A housewife and mother just like me asked herself the question, "How do we find joy in the midst of deadlines, debt, drama, and daily duties? What does a life of gratitude look like when days are gritty, long, and sometimes dark? What is God providing HERE AND NOW?"

She began a journey to live her one life well. She left behind the bucket list and focused on every day.  She decided to focus on a transformative spiritual discipline of chronicling gifts, writing her journey of gratitude. Not what she wished for or wanted to achieve, but what she was thankful for TODAY, it changed her perspective even in the mundane.

She realized that even though she had said yes to God, yes to Christianity, she was really living the no. She was only thankful for what she liked, what appealed to her and whata she felt was best for her.

She wrote about her journey of giving God everything - and thanking him for it all - the good and the bad.

Farmers do everything the can to make a crop. They plant the seeds, fertilize the ground, do what they can for that crop to appear. But the reality is, they control SO LITTLE. It's God who decides it all. We are afraid to stop waiting and just allow God to change our story, because maybe we don't KNOW what the different ending holds.

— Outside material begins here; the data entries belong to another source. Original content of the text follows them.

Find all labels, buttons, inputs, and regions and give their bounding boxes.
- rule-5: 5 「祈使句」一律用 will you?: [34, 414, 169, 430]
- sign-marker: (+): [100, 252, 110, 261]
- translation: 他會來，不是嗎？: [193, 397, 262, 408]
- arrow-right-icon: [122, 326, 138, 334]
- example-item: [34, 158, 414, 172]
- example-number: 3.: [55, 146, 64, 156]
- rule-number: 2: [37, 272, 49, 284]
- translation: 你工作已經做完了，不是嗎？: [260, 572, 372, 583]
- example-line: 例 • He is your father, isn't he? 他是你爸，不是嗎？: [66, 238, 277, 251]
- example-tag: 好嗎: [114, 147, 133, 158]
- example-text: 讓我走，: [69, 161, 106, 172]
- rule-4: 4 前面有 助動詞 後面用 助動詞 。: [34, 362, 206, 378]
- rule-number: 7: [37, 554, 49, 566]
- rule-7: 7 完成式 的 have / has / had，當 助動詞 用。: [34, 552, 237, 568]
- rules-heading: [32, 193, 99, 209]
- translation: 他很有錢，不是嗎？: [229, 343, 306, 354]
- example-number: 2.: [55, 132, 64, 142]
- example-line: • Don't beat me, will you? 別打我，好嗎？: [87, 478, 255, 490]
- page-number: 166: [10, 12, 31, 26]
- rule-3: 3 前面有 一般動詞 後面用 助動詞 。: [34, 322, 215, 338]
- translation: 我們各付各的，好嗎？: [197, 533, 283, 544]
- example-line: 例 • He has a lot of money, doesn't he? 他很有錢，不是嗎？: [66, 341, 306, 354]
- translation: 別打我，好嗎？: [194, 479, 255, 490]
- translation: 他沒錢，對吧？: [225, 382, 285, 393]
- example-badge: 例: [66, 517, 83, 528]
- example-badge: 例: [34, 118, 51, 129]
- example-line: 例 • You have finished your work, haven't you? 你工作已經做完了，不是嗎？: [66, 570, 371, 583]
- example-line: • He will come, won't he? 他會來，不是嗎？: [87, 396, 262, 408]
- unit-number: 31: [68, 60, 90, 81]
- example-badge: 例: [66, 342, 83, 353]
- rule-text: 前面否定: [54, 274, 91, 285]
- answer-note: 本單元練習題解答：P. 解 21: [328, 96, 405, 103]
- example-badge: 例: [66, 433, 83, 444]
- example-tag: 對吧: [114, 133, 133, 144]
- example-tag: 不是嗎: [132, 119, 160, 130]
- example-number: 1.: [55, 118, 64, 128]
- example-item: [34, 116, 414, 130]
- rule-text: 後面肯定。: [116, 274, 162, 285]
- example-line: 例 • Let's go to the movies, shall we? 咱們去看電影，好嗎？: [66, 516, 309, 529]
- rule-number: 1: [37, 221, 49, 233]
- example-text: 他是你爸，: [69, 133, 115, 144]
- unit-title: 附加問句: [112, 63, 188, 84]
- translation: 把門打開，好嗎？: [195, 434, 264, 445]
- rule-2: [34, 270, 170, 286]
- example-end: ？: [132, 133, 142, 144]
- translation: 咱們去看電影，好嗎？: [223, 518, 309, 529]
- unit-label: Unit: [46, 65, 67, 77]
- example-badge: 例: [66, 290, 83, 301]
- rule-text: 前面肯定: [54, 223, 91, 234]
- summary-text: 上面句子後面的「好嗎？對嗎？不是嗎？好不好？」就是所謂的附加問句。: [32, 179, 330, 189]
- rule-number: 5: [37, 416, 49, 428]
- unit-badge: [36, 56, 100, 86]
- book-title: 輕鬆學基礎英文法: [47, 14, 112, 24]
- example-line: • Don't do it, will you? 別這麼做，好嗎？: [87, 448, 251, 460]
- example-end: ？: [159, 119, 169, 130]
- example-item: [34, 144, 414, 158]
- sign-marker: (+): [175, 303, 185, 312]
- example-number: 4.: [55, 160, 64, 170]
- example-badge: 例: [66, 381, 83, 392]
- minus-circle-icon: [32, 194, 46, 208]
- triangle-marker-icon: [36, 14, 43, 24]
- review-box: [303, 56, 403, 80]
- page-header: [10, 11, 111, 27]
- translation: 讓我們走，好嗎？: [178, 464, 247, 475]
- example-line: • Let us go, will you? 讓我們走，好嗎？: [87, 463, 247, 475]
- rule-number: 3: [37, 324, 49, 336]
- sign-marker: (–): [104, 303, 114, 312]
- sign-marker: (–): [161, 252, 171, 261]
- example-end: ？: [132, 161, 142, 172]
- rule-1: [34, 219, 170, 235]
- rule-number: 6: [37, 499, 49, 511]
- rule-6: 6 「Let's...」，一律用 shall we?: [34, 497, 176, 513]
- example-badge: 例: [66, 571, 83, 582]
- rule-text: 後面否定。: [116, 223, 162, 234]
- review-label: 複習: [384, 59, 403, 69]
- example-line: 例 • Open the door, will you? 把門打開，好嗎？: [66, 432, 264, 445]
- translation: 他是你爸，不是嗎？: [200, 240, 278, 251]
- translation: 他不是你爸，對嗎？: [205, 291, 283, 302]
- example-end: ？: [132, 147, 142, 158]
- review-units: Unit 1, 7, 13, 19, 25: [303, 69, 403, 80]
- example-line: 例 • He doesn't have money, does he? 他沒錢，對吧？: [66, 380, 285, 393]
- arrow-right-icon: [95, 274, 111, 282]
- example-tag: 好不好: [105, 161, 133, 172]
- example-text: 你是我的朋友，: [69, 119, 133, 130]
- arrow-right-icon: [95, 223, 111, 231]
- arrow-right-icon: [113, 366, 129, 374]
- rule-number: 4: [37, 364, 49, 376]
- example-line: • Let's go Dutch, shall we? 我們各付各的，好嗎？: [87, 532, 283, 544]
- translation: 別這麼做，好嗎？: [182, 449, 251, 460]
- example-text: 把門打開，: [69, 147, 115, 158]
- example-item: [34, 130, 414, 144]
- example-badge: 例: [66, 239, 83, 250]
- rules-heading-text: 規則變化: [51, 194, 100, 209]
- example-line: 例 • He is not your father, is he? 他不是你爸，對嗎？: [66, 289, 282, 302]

Remember John 10:10 - "I have come that you may have life, and live it to the full."

We spend a lot of time letting go and letting God. But no matter how much control we think we have over the waiting and the Happily Ever After of our stories, God is the one writing our lives.

Two Christmas seasons ago, I was diagnosed with cancer. Before I went into my surgery, a group of friends came to pray with me. My husband asked me what I was thinking and I said, "I don't like that when I go under the anesthesia, I won't be in control." My sweet husband grabbed my face and said, "Carrie, you've never been in control."

Through her journey, Ann Voskamp, the writer of One Thousand Gifts, said that as long as thanks is possible, then joy is possible. She began giving thanks in the borind, the painful, the happy - in all things. It changed her life.

On the night Jesus was betrwyed, he took some bread and GAVE THANKS to God for it.

John 10:10 doesn't say He wants us to live life to the full - except for those days when we feel unappreciated.

OR - except when the bad things happen.

OR - except when we feel lonely and isolated and depressed.

He says he came so that we might have life - TO THE FULL.

During this holiday season, I have a John 10:10 challenge for you. Your Once Upon a Time may not always FEEL like Happily Ever After, but learning how to be thankful - whether empty or full - will give us joy we didn't know we had.  Let's not look to the NEXT happiness, but live our day to day being grateful for the Spirit's presence.

"And I will ask the Father, and He will give you another Counselor to be with you forever - the Spirit of Truth. The world cannot accept him, because it neither sees Him nor knows Him. But you know Him, for He lives in you and will be in you. I will not leave you as orphans; I will come to you. " John 14:16-18

Today I am thankful that God allowed a summer of anxiety so I could minister to another woman who was dealing with anxiety.

Tonight, I am thankful that SAME anxiety drove me to a deeper and more intimate time with Him.

Tonight, I am thankful my father was in my wedding pictures just before he died.

I am thankful for the mess in my bedroom that reminds me God doesn't love me because of how clean I am.

Ann said, "Life changing gratitude does not fasten to a life unless nailed through with one very specific nail at a time." So let's begin tonight. And I challenge you to take the John 10:10 challenge and change your patterns. Begin a life of gratitude. Pound out the ugly nails - the nails of offense, jealousy, hurt feelings, anger with a nail that is even SHARPER. A nail of gratitude, a John 10:10 life to the full.

So I challenge you to take the JOY DARE. A year of writing 1000 gifts you are grateful for. Go to Ann Voskamp's website and print the year long JOY DARE. I believe God wants to change your life through your heart of gratitude.